Old vehicles are romantic, beautiful, and charming, but the only way anyone spends big money on them is if they are collectible or rare. The 2021 Jeep Gladiator and the 2021 Toyota Tundra are both woefully outdated, crude, and terrible on gas; that sounds like a vintage car to me. The problem is, these Dinosaurs are brand new and cost new-car money. Consumer Reports rated both vehicles: neck and neck, but brakes seem to be the finishing blow to one of them.
The 2021 Toyota Tundra has terrible brakes, among other things
The Tundra, along with every other Toyota 4×4, is tough and rugged – and about 20-years out of date. These trucks are using an old chassis, old motor, and old transmissions. The Tundra was king of the truck world for a while, but over the years, other trucks caught up and eventually surpassed the Tundra with ease because it never changed. Given the nature of the truck scene, this hasn’t really stopped people from buying Tundras, but maybe it should.
Consumer Reports can be pretty harsh toward trucks because of their rough ride, often crude interior, and poor fuel economy. That has come to be expected. This is why the Jeep Gladiator finds itself so closely tied to Tundra. However, the Tundra’s lack of modern improvements starts to show in one serious way; brakes.

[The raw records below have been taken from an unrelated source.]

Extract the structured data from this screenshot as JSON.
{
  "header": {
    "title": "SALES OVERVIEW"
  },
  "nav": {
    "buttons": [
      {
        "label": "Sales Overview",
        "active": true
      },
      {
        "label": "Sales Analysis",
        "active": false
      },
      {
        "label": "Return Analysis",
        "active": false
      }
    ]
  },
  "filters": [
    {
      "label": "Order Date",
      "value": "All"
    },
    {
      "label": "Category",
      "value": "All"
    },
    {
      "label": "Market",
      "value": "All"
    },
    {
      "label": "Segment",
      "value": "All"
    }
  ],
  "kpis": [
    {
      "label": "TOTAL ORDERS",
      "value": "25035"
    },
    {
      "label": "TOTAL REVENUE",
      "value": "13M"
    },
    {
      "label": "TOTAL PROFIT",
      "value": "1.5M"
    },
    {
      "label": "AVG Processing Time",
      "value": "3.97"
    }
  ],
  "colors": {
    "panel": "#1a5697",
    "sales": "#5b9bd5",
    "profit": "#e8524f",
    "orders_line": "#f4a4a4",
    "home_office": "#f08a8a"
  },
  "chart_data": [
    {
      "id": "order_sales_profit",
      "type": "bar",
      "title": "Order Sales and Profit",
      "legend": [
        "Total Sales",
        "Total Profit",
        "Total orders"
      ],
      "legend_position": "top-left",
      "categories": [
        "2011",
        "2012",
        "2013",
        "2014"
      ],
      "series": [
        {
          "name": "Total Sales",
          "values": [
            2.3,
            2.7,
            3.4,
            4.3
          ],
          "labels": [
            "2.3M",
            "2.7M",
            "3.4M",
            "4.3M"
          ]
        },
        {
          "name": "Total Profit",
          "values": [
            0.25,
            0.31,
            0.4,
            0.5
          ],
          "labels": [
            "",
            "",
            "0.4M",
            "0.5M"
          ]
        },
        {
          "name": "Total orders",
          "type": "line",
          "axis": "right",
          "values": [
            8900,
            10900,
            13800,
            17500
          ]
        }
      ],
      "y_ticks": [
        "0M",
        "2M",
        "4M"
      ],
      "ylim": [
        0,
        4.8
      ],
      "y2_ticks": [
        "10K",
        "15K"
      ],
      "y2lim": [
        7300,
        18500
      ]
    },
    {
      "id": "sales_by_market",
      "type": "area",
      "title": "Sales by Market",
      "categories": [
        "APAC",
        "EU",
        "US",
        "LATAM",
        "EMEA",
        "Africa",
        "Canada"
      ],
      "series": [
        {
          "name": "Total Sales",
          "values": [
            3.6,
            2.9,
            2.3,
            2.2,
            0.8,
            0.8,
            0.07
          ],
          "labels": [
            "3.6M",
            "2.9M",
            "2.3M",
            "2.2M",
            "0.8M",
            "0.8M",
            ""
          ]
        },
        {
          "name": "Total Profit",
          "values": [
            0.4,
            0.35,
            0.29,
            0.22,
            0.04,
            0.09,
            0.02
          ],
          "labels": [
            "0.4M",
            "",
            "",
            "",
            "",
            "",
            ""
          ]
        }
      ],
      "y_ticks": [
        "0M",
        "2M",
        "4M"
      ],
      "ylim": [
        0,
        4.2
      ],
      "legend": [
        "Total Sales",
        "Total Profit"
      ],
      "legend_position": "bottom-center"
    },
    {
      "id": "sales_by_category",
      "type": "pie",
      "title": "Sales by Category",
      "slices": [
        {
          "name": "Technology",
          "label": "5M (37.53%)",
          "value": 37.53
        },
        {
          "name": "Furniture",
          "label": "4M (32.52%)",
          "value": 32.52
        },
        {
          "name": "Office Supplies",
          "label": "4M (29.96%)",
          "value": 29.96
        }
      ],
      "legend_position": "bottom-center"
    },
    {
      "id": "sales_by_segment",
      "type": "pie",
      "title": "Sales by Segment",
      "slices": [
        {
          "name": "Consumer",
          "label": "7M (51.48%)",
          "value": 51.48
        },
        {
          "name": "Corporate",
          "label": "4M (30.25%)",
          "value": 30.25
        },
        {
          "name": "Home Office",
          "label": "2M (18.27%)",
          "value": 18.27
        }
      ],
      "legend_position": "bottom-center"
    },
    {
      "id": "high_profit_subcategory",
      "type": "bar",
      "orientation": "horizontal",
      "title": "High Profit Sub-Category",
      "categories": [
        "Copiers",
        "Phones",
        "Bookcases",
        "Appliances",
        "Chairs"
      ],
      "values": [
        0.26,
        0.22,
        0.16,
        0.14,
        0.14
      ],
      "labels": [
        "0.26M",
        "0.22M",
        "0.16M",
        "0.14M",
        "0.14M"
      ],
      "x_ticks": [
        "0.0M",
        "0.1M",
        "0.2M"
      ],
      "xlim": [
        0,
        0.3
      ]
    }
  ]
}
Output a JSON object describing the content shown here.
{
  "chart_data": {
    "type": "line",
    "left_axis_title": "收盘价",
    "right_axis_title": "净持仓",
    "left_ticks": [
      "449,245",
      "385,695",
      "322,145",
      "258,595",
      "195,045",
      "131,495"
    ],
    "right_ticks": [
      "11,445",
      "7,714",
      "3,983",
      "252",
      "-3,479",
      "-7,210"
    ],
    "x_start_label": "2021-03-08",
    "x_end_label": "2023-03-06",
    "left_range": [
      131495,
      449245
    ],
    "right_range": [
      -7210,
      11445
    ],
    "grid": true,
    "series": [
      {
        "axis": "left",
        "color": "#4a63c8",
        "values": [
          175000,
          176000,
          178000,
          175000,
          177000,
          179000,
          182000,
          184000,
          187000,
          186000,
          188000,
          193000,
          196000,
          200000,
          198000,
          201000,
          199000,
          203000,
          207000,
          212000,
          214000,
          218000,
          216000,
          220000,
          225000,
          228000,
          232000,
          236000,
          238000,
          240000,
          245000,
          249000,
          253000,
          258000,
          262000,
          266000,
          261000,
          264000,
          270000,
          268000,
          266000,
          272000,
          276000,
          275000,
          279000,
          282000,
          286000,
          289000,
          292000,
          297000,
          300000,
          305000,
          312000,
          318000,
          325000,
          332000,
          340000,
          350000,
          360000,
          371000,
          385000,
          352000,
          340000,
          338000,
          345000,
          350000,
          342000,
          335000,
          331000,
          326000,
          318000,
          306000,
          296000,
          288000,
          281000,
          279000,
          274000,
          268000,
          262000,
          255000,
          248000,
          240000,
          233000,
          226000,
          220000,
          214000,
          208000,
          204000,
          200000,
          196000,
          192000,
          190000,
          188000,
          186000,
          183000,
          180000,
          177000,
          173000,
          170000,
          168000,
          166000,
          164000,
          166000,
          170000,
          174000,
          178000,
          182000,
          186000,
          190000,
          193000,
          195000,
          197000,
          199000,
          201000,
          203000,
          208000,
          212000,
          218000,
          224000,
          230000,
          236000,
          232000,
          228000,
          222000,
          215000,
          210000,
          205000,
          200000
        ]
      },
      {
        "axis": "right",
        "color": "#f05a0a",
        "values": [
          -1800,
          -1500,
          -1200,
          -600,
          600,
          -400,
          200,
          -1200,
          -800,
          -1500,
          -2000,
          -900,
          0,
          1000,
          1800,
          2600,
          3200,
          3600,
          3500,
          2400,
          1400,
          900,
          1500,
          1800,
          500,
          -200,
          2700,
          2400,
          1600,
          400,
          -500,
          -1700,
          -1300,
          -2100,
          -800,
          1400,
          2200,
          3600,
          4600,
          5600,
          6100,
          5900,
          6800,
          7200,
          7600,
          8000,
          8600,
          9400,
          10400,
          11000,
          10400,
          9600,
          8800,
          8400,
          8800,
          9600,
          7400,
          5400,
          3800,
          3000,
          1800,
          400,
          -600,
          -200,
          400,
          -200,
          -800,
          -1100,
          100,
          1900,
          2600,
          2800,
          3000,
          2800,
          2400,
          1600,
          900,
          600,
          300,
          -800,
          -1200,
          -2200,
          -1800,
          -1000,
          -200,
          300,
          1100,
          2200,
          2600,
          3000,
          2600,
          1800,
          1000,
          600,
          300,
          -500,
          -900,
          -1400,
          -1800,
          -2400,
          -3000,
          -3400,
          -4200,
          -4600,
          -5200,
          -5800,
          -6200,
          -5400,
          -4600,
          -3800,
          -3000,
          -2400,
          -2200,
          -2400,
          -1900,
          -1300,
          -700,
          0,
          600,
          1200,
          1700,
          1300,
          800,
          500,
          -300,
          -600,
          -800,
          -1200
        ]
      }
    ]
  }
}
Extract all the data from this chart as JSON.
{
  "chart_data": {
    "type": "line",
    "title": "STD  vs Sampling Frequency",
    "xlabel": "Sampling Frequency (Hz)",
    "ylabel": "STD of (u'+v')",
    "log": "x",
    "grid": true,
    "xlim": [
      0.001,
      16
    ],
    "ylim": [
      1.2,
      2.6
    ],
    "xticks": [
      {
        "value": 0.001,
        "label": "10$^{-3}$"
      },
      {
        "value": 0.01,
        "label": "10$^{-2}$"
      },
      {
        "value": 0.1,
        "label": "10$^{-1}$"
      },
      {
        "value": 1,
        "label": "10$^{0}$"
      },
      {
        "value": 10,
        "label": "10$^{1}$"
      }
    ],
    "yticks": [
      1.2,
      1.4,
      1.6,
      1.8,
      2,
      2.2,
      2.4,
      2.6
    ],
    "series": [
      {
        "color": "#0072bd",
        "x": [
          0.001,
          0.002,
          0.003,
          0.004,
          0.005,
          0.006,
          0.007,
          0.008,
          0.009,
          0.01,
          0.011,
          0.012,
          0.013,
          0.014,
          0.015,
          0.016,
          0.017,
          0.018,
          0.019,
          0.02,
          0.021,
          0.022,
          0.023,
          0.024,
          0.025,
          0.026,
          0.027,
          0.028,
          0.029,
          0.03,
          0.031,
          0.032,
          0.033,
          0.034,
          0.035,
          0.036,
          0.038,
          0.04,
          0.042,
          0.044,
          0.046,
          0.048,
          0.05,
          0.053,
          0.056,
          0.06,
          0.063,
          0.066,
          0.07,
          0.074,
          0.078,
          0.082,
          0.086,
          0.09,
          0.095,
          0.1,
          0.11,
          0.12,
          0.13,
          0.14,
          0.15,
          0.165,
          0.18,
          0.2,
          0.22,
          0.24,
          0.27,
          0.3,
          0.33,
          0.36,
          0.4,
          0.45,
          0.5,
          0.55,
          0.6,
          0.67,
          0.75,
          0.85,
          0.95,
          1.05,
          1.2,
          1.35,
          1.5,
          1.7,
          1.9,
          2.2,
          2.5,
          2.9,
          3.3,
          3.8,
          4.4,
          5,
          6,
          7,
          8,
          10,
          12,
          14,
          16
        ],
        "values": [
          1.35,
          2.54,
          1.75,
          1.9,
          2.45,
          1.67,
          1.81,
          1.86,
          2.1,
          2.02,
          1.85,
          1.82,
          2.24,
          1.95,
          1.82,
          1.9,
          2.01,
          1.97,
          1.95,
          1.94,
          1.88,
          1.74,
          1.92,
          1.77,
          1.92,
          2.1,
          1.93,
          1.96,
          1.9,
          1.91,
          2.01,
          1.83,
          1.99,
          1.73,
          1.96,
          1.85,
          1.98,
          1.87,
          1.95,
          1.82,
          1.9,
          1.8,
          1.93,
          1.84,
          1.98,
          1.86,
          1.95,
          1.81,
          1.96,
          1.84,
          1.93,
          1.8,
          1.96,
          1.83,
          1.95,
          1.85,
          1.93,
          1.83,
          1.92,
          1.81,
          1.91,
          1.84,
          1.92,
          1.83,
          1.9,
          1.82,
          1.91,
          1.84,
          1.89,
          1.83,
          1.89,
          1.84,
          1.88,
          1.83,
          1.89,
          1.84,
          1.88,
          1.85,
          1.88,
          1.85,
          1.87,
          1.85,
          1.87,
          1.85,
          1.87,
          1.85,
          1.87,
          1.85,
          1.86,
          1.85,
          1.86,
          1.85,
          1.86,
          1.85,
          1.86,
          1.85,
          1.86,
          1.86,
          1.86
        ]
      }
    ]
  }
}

The emergency stopping distance is downright dangerous. It takes the 2021 Tundra 153 ft to come to a stop from 60 mph in dry conditions. If there’s been any moisture, that distance grows to an alarming 178 ft. The 2021 Jeep Gladiator, on the other hand, gets it’s braking done in 135 ft and 144 ft, respectively. This is more than just not having 86-way adjustable seats; this is the price of leaving a truck largely un-updated for more than a decade.
Is the 2021 Jeep Gladiator a good truck?
Relative to other trucks rated by CR, yes. What’s funny is, the Gladiator scored so much higher than the Jeep Wrangler, yet they both face most of the same problems. The Tundra snagged a 63/100 overall, whereas the Gladiator pulled down a 65/100. Why?
Well, CR hit it where they hit most trucks; poor handling, noisy, and a stiff ride. CR does note that the Gladiator is a bit smoother than most other pickups but is still a bit stiff. The testers seem to cut the Gladiator a bit of slack where its platform-mate, the Jeep Wrangler, received no quarter. I know this isn’t about the Wrangler, but the Gladiator is, essentially, a Wrangler with a longer wheelbase and a bed, yet the Wrangler scored a 29/100. (Just thought that needed mentioning.)
The Tundra has an old, but great motor
The Tundra’s 381-hp, 5.7-liter V8 is the same motor that was in the 2001 Sequoia, like the exact same one. It is a reliable and strong motor that has kept the Toyota 4×4 line afloat. The Jeep Gladiator is powered by a 260-hp, 3.0-liter V6. Where it lacks in power, it makes up for in Fuel economy. The Tundra’s V8 suffers from only 15 mpg overall, while the Jeep Gladiator gets 18 mpg and still enough torque to tow up to 7,650 lbs when properly equipped. The Tundra will outhaul the Jeep by nearly 2,500 lbs.
The tit for tat on the two trucks remains back and forth. For every more modern and civilized attempt the Jeep makes, the Tundra just knuckles through and out powers it. To be clear, the Jeep is still a dinosaur, but it at least tries to live in this century.
These two trucks really are very different, but they are so close in rating that it is an interesting comparison. If either one had another pro or con, I think the CR rating wouldn’t be so close, but as it stands, the Tundra’s atrocious braking distance gives the 2021 Jeep Gladiator the edge. And, Let’s be honest, the Jeep is a bit more captivating than the 2021 Tundra.